Awake, my soul! lift up thine eyes;
See where thy foes against thee rise,
In long array, a numerous host;
Awake, my soul! or thou art lost.
Here giant danger threatening stands,
Mustering his pale, terrific bands;
There, pleasure’s silken banners spread,
And willing souls are captives led.
See where rebellious passions rage,
And fierce desires and lusts engage;
The meanest foe of all the train
Has thousands and ten thousands slain.
Come, then, my soul! now learn to wield
The weight of thine immortal shield;
Put on the armor from above
Of heavenly truth and heavenly love.
The terror and the charm repel,
And powers of earth, and powers of hell;
The Man of Calvary triumphed here;
Why should his faithful followers fear?
Awake, my soul, lift up thine eyes.

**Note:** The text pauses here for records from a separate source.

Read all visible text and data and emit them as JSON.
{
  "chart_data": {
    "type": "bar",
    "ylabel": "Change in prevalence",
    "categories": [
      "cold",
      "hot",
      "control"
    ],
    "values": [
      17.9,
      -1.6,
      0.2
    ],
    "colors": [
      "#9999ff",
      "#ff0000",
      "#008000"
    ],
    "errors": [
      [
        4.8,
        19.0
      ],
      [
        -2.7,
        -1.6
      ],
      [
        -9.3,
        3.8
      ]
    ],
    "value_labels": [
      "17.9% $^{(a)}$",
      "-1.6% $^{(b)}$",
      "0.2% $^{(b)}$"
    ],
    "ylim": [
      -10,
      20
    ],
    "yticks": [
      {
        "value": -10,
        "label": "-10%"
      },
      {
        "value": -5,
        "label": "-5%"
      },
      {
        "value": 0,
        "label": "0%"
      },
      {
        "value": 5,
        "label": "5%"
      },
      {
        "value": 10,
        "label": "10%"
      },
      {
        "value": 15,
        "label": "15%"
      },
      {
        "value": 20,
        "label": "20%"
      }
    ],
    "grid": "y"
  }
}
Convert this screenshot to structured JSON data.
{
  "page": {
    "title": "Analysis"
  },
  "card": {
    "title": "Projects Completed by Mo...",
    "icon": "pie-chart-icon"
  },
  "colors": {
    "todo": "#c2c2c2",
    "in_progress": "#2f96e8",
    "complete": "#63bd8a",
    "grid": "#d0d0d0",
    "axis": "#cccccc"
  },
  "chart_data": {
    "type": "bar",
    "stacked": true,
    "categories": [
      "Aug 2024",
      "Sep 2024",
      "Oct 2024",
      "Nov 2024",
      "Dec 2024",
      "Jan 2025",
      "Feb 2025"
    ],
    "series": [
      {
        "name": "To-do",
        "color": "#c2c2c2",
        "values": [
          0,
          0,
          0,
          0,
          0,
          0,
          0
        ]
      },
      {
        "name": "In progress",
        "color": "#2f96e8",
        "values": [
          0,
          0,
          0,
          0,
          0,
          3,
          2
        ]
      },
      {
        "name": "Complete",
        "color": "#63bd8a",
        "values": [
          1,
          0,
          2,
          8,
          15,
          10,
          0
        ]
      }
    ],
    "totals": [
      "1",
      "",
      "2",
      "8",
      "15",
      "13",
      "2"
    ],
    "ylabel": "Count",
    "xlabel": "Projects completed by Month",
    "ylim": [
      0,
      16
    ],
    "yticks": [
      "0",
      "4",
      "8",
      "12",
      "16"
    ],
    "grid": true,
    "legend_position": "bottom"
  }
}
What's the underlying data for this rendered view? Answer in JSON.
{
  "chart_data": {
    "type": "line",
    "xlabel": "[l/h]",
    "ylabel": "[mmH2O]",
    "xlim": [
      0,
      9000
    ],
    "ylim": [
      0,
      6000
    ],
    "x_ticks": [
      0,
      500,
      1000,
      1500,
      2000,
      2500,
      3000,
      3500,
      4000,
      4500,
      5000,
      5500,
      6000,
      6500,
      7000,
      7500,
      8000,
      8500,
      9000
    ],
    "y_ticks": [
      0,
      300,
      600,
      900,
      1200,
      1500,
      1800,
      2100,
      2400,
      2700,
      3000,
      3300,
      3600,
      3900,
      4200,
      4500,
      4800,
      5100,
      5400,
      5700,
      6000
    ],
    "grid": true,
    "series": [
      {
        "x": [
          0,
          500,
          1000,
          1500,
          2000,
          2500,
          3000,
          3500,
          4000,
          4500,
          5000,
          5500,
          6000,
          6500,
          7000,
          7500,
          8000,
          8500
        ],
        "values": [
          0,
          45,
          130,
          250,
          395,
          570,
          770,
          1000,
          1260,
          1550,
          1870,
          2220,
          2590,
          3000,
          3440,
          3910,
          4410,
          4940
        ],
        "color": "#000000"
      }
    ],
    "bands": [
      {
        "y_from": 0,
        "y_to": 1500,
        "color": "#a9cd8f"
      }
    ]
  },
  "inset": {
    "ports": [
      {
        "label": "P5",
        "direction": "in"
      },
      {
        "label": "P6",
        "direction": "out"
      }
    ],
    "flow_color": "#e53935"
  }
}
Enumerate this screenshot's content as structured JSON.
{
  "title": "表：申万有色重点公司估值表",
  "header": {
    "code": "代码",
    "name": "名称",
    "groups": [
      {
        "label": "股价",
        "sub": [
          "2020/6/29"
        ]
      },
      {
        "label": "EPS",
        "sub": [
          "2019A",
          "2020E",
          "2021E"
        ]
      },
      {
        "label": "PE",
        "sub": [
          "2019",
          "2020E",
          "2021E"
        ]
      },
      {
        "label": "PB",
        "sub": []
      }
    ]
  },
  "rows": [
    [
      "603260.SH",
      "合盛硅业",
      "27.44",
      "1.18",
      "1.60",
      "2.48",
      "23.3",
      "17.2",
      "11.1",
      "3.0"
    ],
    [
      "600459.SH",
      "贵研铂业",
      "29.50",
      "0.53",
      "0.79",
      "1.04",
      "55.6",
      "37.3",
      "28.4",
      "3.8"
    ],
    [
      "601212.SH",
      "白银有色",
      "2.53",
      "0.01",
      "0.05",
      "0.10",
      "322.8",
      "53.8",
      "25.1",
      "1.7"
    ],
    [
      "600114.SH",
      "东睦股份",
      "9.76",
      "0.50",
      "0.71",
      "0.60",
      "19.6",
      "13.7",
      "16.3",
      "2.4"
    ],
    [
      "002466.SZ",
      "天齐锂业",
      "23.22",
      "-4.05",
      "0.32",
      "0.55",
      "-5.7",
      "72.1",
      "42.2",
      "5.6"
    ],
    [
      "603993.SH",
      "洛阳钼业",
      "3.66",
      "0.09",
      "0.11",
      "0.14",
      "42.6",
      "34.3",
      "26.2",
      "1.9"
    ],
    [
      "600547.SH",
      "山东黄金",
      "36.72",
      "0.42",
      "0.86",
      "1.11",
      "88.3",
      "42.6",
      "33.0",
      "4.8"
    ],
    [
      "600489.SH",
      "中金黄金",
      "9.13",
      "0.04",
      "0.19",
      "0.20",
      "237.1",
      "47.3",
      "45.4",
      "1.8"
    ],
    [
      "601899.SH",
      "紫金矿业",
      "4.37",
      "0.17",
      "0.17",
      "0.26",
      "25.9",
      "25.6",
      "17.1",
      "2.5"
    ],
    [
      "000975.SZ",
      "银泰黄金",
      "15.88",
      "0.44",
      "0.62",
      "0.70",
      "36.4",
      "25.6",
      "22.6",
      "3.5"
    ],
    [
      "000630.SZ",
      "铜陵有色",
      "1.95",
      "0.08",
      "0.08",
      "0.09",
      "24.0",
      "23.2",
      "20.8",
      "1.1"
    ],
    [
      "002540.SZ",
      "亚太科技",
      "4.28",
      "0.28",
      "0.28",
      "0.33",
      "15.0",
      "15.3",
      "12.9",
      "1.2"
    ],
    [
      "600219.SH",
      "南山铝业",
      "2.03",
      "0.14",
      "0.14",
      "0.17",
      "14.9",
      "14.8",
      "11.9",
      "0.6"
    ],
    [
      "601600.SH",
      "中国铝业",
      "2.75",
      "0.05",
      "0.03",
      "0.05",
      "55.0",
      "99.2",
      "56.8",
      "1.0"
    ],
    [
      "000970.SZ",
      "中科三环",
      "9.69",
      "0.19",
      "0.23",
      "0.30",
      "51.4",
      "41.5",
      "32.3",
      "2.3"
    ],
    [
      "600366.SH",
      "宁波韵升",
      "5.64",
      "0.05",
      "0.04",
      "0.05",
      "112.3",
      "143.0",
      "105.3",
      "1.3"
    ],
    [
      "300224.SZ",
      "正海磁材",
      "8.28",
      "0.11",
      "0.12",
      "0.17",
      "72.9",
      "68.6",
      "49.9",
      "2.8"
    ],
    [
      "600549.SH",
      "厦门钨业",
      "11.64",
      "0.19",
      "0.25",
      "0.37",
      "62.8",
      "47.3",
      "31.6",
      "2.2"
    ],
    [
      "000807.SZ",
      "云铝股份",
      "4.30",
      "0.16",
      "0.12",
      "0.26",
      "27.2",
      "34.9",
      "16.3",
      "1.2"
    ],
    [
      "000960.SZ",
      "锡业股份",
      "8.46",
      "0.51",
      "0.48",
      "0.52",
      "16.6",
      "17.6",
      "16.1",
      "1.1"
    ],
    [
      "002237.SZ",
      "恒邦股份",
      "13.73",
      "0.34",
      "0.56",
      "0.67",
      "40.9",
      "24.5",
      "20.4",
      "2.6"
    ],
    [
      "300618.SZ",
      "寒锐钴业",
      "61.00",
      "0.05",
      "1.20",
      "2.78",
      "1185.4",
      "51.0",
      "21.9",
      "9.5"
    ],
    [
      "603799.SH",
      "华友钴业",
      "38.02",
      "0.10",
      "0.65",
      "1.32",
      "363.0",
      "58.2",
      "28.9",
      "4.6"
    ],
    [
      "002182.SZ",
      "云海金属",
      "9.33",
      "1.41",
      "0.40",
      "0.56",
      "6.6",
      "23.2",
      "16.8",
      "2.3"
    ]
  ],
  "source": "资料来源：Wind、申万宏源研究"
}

Anna L. Barbauld. [Watchfulness.] Contributed to Dr. Enfield's Hymns, &c, Warrington, 1772, No. 126, in 6 stanzas of 4 lines, and headed "The Conflict." In the following year it was repeated in her Poems, London, 1773, and again in her Works, &c, 1825, vol. i. p. 330. Its use has been and still is fairly extensive both in Great Britain, and America. Original text in Lyra Britannica, 1867, p. 34, and Lord Seiborne's Book of Praise, 1862, p. 485. In the latter the date, 1773, is given in error.